Il n’avait pas tourné depuis cinq ans, revient au TIFF avec Guest of Honour, après un lancement à la Mostra de Venise, où son film était en compétition. Sauf que ça s’est mal passé pour lui dans la lagune. Des critiques généralement assassines, des huées, dit-on. Les lazzis ont traversé l’Atlantique… Mais on est toujours mieux accueilli chez soi…

Pourtant, Guest of Honour se révèle dans le droit fil de ses oeuvres d’antan. La perversité des rapports père-fille, le maelström du scénario rappellent ses grandes oeuvres.
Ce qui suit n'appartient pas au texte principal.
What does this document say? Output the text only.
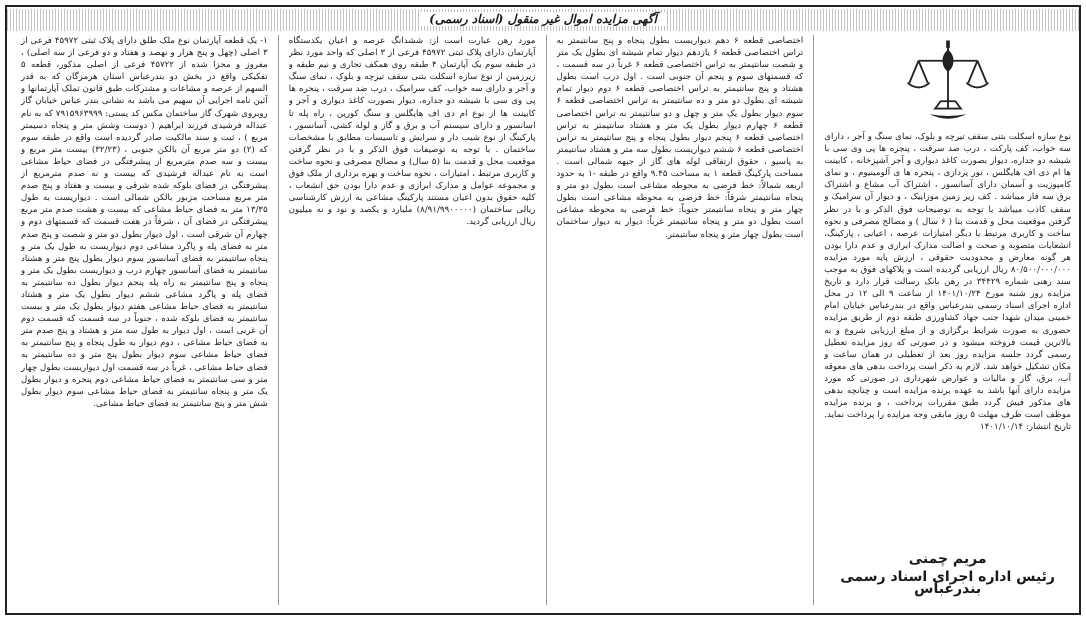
آگهی مزایده اموال غیر منقول (اسناد رسمی)

۱- یک قطعه آپارتمان نوع ملک طلق دارای پلاک ثبتی ۴۵۹۷۲ فرعی از ۳ اصلی (چهل و پنج هزار و نهصد و هفتاد و دو فرعی از سه اصلی) ، مفروز و مجزا شده از ۴۵۷۲۲ فرعی از اصلی مذکور، قطعه ۵ تفکیکی واقع در بخش دو بندرعباس استان هرمزگان که به قدر السهم از عرصه و مشاعات و مشترکات طبق قانون تملک آپارتمانها و آئین نامه اجرایی آن سهیم می باشد به نشانی بندر عباس خیابان گاز روبروی شهرک گاز ساختمان مکس کد پستی: ۷۹۱۵۹۶۳۹۹۹ که به نام عبداله فرشیدی فرزند ابراهیم ( دوست وشش متر و پنجاه دسیمتر مربع ) ، ثبت و سند مالکیت صادر گردیده است واقع در طبقه سوم که (۲) دو متر مربع آن بالکن جنوبی ، (۳۲/۲۳) بیست متر مربع و بیست و سه صدم مترمربع از پیشرفتگی در فضای حیاط مشاعی است به نام عبداله فرشیدی که بیست و نه صدم مترمربع از پیشرفتگی در فضای بلوکه شده شرقی و بیست و هفتاد و پنج صدم متر مربع مساحت مزبور بالکن شمالی است . دیواریست به طول ۱۳/۳۵ متر به فضای حیاط مشاعی که بیست و هشت صدم متر مربع پیشرفتگی در فضای آن ، شرقاً در هفت قسمت که قسمتهای دوم و چهارم آن شرقی است ، اول دیوار بطول دو متر و شصت و پنج صدم متر به فضای پله و پاگرد مشاعی دوم دیواریست به طول یک متر و پنجاه سانتیمتر به فضای آسانسور سوم دیوار بطول پنج متر و هشتاد سانتیمتر به فضای آسانسور چهارم درب و دیواریست بطول یک متر و پنجاه و پنج سانتیمتر به راه پله پنجم دیوار بطول ده سانتیمتر به فضای پله و پاگرد مشاعی ششم دیوار بطول یک متر و هشتاد سانتیمتر به فضای حیاط مشاعی هفتم دیوار بطول یک متر و بیست سانتیمتر به فضای بلوکه شده ، جنوباً در سه قسمت که قسمت دوم آن غربی است ، اول دیوار به طول سه متر و هشتاد و پنج صدم متر به فضای حیاط مشاعی ، دوم دیوار به طول پنجاه و پنج سانتیمتر به فضای حیاط مشاعی سوم دیوار بطول پنج متر و ده سانتیمتر به فضای حیاط مشاعی ، غرباً در سه قسمت اول دیواریست بطول چهار متر و سی سانتیمتر به فضای حیاط مشاعی دوم پنجره و دیوار بطول یک متر و پنجاه سانتیمتر به فضای حیاط مشاعی سوم دیوار بطول شش متر و پنج سانتیمتر به فضای حیاط مشاعی.

مورد رهن عبارت است از: ششدانگ عرصه و اعیان یکدستگاه آپارتمان دارای پلاک ثبتی ۴۵۹۷۲ فرعی از ۳ اصلی که واحد مورد نظر در طبقه سوم یک آپارتمان ۴ طبقه روی همکف تجاری و نیم طبقه و زیرزمین از نوع سازه اسکلت بتنی سقف تیرچه و بلوک ، نمای سنگ و آجر و دارای سه خواب، کف سرامیک ، درب ضد سرقت ، پنجره ها پی وی سی با شیشه دو جداره، دیوار بصورت کاغذ دیواری و آجر و کابینت ها از نوع ام دی اف هایگلس و سنگ کورین ، راه پله تا اسانسور و دارای سیستم آب و برق و گاز و لوله کشی، آسانسور ، پارکینگ از نوع شیب دار و سرایش و تاسیسات مطابق با مشخصات ساختمان . با توجه به توصیفات فوق الذکر و با در نظر گرفتن موقعیت محل و قدمت بنا (۵ سال) و مصالح مصرفی و نحوه ساخت و کاربری مرتبط ، امتیازات ، نحوه ساخت و بهره برداری از ملک فوق و مجموعه عوامل و مدارک ابرازی و عدم دارا بودن حق انشعاب ، کلیه حقوق بدون اعیان مستند پارکینگ مشاعی به ارزش کارشناسی ریالی ساختمان (۸/۹۱/۹۹۰۰۰۰۰) ملیارد و یکصد و نود و نه میلیون ریال ارزیابی گردید.

اختصاصی قطعه ۶ دهم دیواریست بطول پنجاه و پنج سانتیمتر به تراس اختصاصی قطعه ۶ یازدهم دیوار تمام شیشه ای بطول یک متر و شصت سانتیمتر به تراس اختصاصی قطعه ۶ غرباً در سه قسمت ، که قسمتهای سوم و پنجم آن جنوبی است . اول درب است بطول هشتاد و پنج سانتیمتر به تراس اختصاصی قطعه ۶ دوم دیوار تمام شیشه ای بطول دو متر و ده سانتیمتر به تراس اختصاصی قطعه ۶ سوم دیوار بطول یک متر و چهل و دو سانتیمتر به تراس اختصاصی قطعه ۶ چهارم دیوار بطول یک متر و هشتاد سانتیمتر به تراس اختصاصی قطعه ۶ پنجم دیوار بطول پنجاه و پنج سانتیمتر به تراس اختصاصی قطعه ۶ ششم دیواریست بطول سه متر و هشتاد سانتیمتر به پاسیو ، حقوق ارتفاقی لوله های گاز از جبهه شمالی است . مساحت پارکینگ قطعه ۱ به مساحت ۹.۴۵ واقع در طبقه -۱ به حدود اربعه شمالاً: خط فرضی به محوطه مشاعی است بطول دو متر و پنجاه سانتیمتر شرقاً: خط فرضی به محوطه مشاعی است بطول چهار متر و پنجاه سانتیمتر جنوباً: خط فرضی به محوطه مشاعی است بطول دو متر و پنجاه سانتیمتر غرباً: دیوار به دیوار ساختمان است بطول چهار متر و پنجاه سانتیمتر.

نوع سازه اسکلت بتنی سقف تیرچه و بلوک، نمای سنگ و آجر ، دارای سه خواب، کف پارکت ، درب ضد سرقت ، پنجره ها پی وی سی با شیشه دو جداره، دیوار بصورت کاغذ دیواری و آجر آشپزخانه ، کابینت ها ام دی اف هایگلس ، نور پردازی ، پنجره ها ی آلومینیوم ، و نمای کامپوزیت و آسمان دارای آسانسور ، اشتراک آب مشاع و اشتراک برق سه فاز میباشد . کف زیر زمین موزاییک ، و دیوار آن سرامیک و سقف کاذب میباشد با توجه به توضیحات فوق الذکر و با در نظر گرفتن موقعیت محل و قدمت بنا ( ۶ سال ) و مصالح مصرفی و نحوه ساخت و کاربری مرتبط با دیگر امتیازات عرصه ، اعیانی ، پارکینگ، انشعابات متصوبه و صحت و اصالت مدارک ابرازی و عدم دارا بودن هر گونه معارض و محدودیت حقوقی ، ارزش پایه مورد مزایده ۸۰/۵۰۰/۰۰۰/۰۰۰ ریال ارزیابی گردیده است و پلاکهای فوق به موجب سند رهنی شماره ۳۴۴۲۹ در رهن بانک رسالت قرار دارد و تاریخ مزایده روز شنبه مورخ ۱۴۰۱/۱۰/۲۴ از ساعت ۹ الی ۱۲ در محل اداره اجرای اسناد رسمی بندرعباس واقع در بندرعباس خیابان امام خمینی میدان شهدا جنب جهاد کشاورزی طبقه دوم از طریق مزایده حضوری به صورت شرایط برگزاری و از مبلغ ارزیابی شروع و به بالاترین قیمت فروخته میشود و در صورتی که روز مزایده تعطیل رسمی گردد جلسه مزایده روز بعد از تعطیلی در همان ساعت و مکان تشکیل خواهد شد. لازم به ذکر است پرداخت بدهی های معوقه آب، برق، گاز و مالیات و عوارض شهرداری در صورتی که مورد مزایده دارای آنها باشد به عهده برنده مزایده است و چنانچه بدهی های مذکور فیش گردد طبق مقررات پرداخت ، و برنده مزایده موظف است ظرف مهلت ۵ روز مابقی وجه مزایده را پرداخت نماید. تاریخ انتشار: ۱۴۰۱/۱۰/۱۴

مریم چمنی
رئیس اداره اجرای اسناد رسمی بندرعباس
Alambiqué avec des faiblesses de structure et des revirements qui auraient mérité des éléments plus forts sur lesquels se fixer, Guest of Honour.

Le Britannique David Thewlis est toutefois excellent dans la peau d’un père névrosé, inspecteur sanitaire de restaurants de son état, dont le lien qui l’unit à sa fille multitraumatisée et emprisonnée pour une fausse histoire d’abus sexuel (Laysla De Oliveira) apparaît tissé de noeuds. Les flashbacks sont nombreux et la cohérence manque souvent à l’appel. Un lapin, en tout ou en partie, sert de symbole assez appuyé à l’incommunicabilité familiale.
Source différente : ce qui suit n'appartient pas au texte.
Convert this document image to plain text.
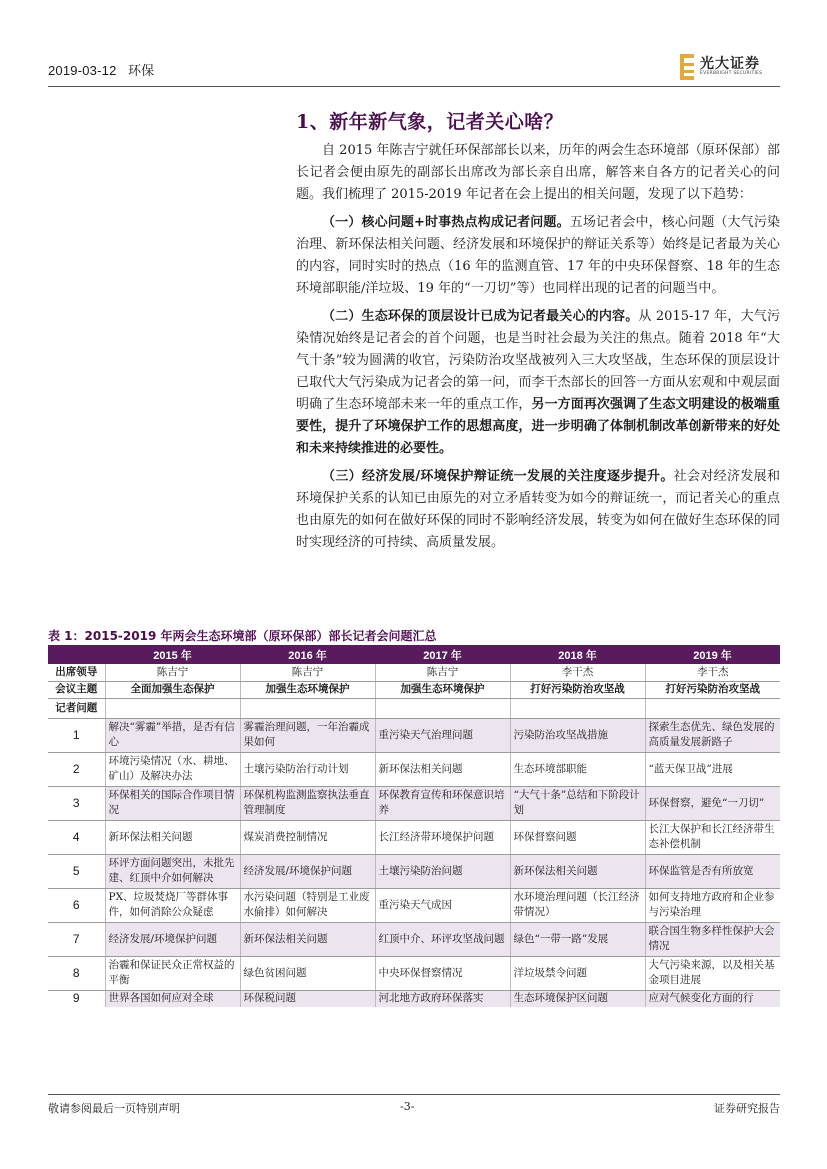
2019-03-12 环保	光大证券
EVERBRIGHT SECURITIES
1、新年新气象，记者关心啥？

自 2015 年陈吉宁就任环保部部长以来，历年的两会生态环境部（原环保部）部长记者会便由原先的副部长出席改为部长亲自出席，解答来自各方的记者关心的问题。我们梳理了 2015-2019 年记者在会上提出的相关问题，发现了以下趋势：

（一）核心问题+时事热点构成记者问题。五场记者会中，核心问题（大气污染治理、新环保法相关问题、经济发展和环境保护的辩证关系等）始终是记者最为关心的内容，同时实时的热点（16 年的监测直管、17 年的中央环保督察、18 年的生态环境部职能/洋垃圾、19 年的“一刀切”等）也同样出现的记者的问题当中。

（二）生态环保的顶层设计已成为记者最关心的内容。从 2015-17 年，大气污染情况始终是记者会的首个问题，也是当时社会最为关注的焦点。随着 2018 年“大气十条”较为圆满的收官，污染防治攻坚战被列入三大攻坚战，生态环保的顶层设计已取代大气污染成为记者会的第一问，而李干杰部长的回答一方面从宏观和中观层面明确了生态环境部未来一年的重点工作，另一方面再次强调了生态文明建设的极端重要性，提升了环境保护工作的思想高度，进一步明确了体制机制改革创新带来的好处和未来持续推进的必要性。

（三）经济发展/环境保护辩证统一发展的关注度逐步提升。社会对经济发展和环境保护关系的认知已由原先的对立矛盾转变为如今的辩证统一，而记者关心的重点也由原先的如何在做好环保的同时不影响经济发展，转变为如何在做好生态环保的同时实现经济的可持续、高质量发展。

表 1：2015-2019 年两会生态环境部（原环保部）部长记者会问题汇总
	2015 年	2016 年	2017 年	2018 年	2019 年
出席领导	陈吉宁	陈吉宁	陈吉宁	李干杰	李干杰
会议主题	全面加强生态保护	加强生态环境保护	加强生态环境保护	打好污染防治攻坚战	打好污染防治攻坚战
记者问题					
1	解决“雾霾”举措，是否有信心	雾霾治理问题，一年治霾成果如何	重污染天气治理问题	污染防治攻坚战措施	探索生态优先、绿色发展的高质量发展新路子
2	环境污染情况（水、耕地、矿山）及解决办法	土壤污染防治行动计划	新环保法相关问题	生态环境部职能	“蓝天保卫战”进展
3	环保相关的国际合作项目情况	环保机构监测监察执法垂直管理制度	环保教育宣传和环保意识培养	“大气十条”总结和下阶段计划	环保督察，避免“一刀切”
4	新环保法相关问题	煤炭消费控制情况	长江经济带环境保护问题	环保督察问题	长江大保护和长江经济带生态补偿机制
5	环评方面问题突出，未批先建、红顶中介如何解决	经济发展/环境保护问题	土壤污染防治问题	新环保法相关问题	环保监管是否有所放宽
6	PX、垃圾焚烧厂等群体事件，如何消除公众疑虑	水污染问题（特别是工业废水偷排）如何解决	重污染天气成因	水环境治理问题（长江经济带情况）	如何支持地方政府和企业参与污染治理
7	经济发展/环境保护问题	新环保法相关问题	红顶中介、环评攻坚战问题	绿色“一带一路”发展	联合国生物多样性保护大会情况
8	治霾和保证民众正常权益的平衡	绿色贫困问题	中央环保督察情况	洋垃圾禁令问题	大气污染来源，以及相关基金项目进展
9	世界各国如何应对全球	环保税问题	河北地方政府环保落实	生态环境保护区问题	应对气候变化方面的行
敬请参阅最后一页特别声明	-3-	证券研究报告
Reste que des moments d’angoisse s’imposent, le regard de Thewlis chavire, des scènes dans les restaurants nous entraînent dans les abîmes des émigrés qui cherchent à refaire une vie et dont le moindre inspecteur, scrupuleux ou malintentionné, peut ruiner la réputation. Ça ne suffit pas à faire lever le civet de lapin, mais on voit ce vers quoi tendait Egoyan : des vertiges, des mises en abîme trop effleurées.
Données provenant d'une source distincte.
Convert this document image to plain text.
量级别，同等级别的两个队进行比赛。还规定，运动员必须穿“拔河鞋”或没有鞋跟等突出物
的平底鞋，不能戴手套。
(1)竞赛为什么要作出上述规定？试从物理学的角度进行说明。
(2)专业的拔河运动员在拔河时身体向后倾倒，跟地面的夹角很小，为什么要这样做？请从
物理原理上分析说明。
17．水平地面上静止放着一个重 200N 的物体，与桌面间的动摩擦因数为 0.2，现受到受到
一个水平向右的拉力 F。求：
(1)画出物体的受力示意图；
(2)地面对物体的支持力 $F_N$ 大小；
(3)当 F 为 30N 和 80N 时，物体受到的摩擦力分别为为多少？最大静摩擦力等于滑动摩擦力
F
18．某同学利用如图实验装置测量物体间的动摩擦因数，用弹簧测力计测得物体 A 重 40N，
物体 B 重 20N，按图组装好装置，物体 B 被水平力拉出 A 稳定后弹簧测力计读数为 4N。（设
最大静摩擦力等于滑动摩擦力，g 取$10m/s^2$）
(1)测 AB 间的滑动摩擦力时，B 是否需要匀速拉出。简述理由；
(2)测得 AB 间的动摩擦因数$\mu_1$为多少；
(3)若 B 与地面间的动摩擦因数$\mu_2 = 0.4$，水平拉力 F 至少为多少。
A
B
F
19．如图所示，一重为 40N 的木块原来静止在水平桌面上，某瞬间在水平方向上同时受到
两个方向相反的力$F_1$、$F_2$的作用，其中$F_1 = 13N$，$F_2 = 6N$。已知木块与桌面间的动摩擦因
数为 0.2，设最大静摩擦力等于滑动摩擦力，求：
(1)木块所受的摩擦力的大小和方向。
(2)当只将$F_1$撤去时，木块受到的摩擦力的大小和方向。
On vous l’a dit. Signe des temps : les films par et sur les femmes ont la cote ici. Les questionnements autour de la double tâche maternelle et professionnelle reviennent dans les oeuvres comme dans la vraie vie.

La Française Alice Winocour, qui nous avait donné le remarquable Augustine, s’aventure dans des terrains très ambitieux. Proxima, présenté au TIFF en première mondiale, mêle l’exploration spatiale aux affres d’une mère qui doit laisser sa fille pour s’envoler vers Mars, rien de moins.

L’espace est très visité au cinéma, particulièrement depuis Gravity. Cette année Ad Astra, de James Grey, et Lucy in the Sky, de Noah Halley (avec une autre héroïne féminine sous les traits de Natalie Portman), visent aussi… les étoiles des Oscar.

Dans Proxima, Eva Green (très émouvante, à la fois dure et fragile) en astronaute se prépare à partir en orbite avec un Russe macho et un américain (Matt Dillon) aux allures de cow-boy, alors que sa fille Stella, sept ans à vue de nez (formidable Zélie Boulant-Lemesle, un talent à suivre), doit rester sur Terre avec son père et souffre plus ou moins bruyamment. Une psychologue (Sandra Hüller, l’actrice de Toni Erdmann) s’occupe de l’enfant, rôle qui ne lui permet guère de faire des étincelles.

Il y a des beaux plans sur les splendeurs de notre planète, des moments d’intensité exceptionnels avec l’enfant, des scènes d’entraînement intensif, des charges misogynes omniprésentes. La cinéaste a voulu que son personnage se divise en mère et en astronaute à parts égales, ce qui, quand même, dilue la sauce. Le dosage n’est pas toujours au point. Parfois, la sentimentalité prend trop le dessus et donne à un film collé à la terre plutôt qu’aux cieux une tonalité assez mièvre. Un pari difficile, en parti relevé. Pas tout à fait…

Odile Tremblay séjourne à Toronto à l’invitation du TIFF.